You tell me to stop running my economy this way. I take my cock out and wave it at you. You stop lending to me. I stop buying my own houses, and my economy comes to a grinding halt. I decide on a strategy to pay you back, which is to be cleverer than you and sell you the difference in cleverness. Despite all the evidence to suggest the my situation is a symptom of an acute deficit of cleverness, and that you clearly believe at this point that I need to shut up and stand in a corner with a pointy hat until you’ve figured out what to do with me.

Oh, and the kids move to your place, which sort of gives you my cleverness for free. Starvation.

It would have been good for the ‘Germany should bail us out because we’re so special‘ thread on Boards.ie, a hilarious exploration of the Irish recessionary mind-set. I’ve over-simplified it a lot, I’ll admit, and I’ll be open to constructive amendments on this train of thought. It’s probably over-inspired by the ‘two cows‘ humour system (this has better actual examples. The previous one is a little… over-cooked).
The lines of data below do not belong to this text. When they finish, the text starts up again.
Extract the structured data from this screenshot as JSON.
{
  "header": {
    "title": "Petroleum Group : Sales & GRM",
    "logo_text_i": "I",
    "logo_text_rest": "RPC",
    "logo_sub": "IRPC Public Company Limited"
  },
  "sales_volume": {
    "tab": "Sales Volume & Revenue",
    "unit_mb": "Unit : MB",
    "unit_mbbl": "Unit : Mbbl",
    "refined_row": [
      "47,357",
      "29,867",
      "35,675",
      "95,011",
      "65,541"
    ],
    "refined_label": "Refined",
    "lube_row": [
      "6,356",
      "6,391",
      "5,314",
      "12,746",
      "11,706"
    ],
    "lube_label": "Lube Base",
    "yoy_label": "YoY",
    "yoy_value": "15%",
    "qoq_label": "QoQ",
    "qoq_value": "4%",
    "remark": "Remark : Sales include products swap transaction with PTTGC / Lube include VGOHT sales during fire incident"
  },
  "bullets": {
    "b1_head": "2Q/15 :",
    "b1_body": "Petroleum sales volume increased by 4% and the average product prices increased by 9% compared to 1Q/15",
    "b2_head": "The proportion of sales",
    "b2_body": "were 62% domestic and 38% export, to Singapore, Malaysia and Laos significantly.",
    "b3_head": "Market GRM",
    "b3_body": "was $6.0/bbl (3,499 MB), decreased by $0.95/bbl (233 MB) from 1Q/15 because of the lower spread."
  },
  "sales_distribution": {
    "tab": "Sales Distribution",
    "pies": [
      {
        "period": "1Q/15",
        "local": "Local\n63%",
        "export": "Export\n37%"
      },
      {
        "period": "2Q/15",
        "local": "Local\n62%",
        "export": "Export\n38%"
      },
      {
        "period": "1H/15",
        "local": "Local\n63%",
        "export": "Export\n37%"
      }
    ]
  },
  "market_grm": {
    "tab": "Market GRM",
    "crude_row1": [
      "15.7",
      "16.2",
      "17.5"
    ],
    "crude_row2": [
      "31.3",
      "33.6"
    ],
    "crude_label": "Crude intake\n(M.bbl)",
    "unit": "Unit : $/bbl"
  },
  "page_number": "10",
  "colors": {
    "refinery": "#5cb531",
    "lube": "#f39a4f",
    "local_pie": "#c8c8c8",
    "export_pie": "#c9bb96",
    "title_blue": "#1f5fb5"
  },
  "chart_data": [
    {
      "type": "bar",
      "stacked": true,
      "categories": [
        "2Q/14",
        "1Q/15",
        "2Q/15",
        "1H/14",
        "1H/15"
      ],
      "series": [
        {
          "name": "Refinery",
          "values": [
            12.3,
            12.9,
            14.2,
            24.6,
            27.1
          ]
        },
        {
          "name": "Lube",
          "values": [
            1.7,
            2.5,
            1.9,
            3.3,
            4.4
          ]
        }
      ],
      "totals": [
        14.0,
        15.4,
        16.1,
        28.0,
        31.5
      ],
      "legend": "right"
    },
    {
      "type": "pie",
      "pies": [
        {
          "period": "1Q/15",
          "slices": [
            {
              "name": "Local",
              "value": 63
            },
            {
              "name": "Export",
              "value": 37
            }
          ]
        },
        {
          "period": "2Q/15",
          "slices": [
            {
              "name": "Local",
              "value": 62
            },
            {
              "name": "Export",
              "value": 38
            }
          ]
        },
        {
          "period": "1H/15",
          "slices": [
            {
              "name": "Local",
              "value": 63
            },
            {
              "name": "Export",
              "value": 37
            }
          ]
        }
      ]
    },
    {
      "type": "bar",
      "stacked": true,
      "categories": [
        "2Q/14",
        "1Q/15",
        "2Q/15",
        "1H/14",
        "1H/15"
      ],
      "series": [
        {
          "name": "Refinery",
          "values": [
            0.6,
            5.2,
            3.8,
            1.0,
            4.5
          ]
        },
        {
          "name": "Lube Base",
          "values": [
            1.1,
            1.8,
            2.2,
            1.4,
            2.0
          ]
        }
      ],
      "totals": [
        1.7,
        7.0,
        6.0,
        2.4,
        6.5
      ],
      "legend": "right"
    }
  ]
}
One Response to “Irish Economics Made Simple”

  1. Ian Cox Says:

    Kev,

    Spot on. First two paragraphs nailed it for me. However IMHO I think you stopped just short of getting to the source. For me, nationalism is the wellspring of the vast majority of these problems. In fact if you go back over the points you make in the first paragraph I feel all of them find their roots in nationalism. Alot of the more mature anti-republican commentators (Eoghan Harris, Myers, Murphy, etc) arent clued in to things like Eirighi (who pretty much run the show on Politics.ie)or the new tide of young proto-provos in the college system. But it’s no surprise that this new breed is heavily involved in Shell-to-Sea, the Anti-Lisbon brigade, and alot of anti-American nonsense.
    I am a big fan of going to the source and hitting it hard.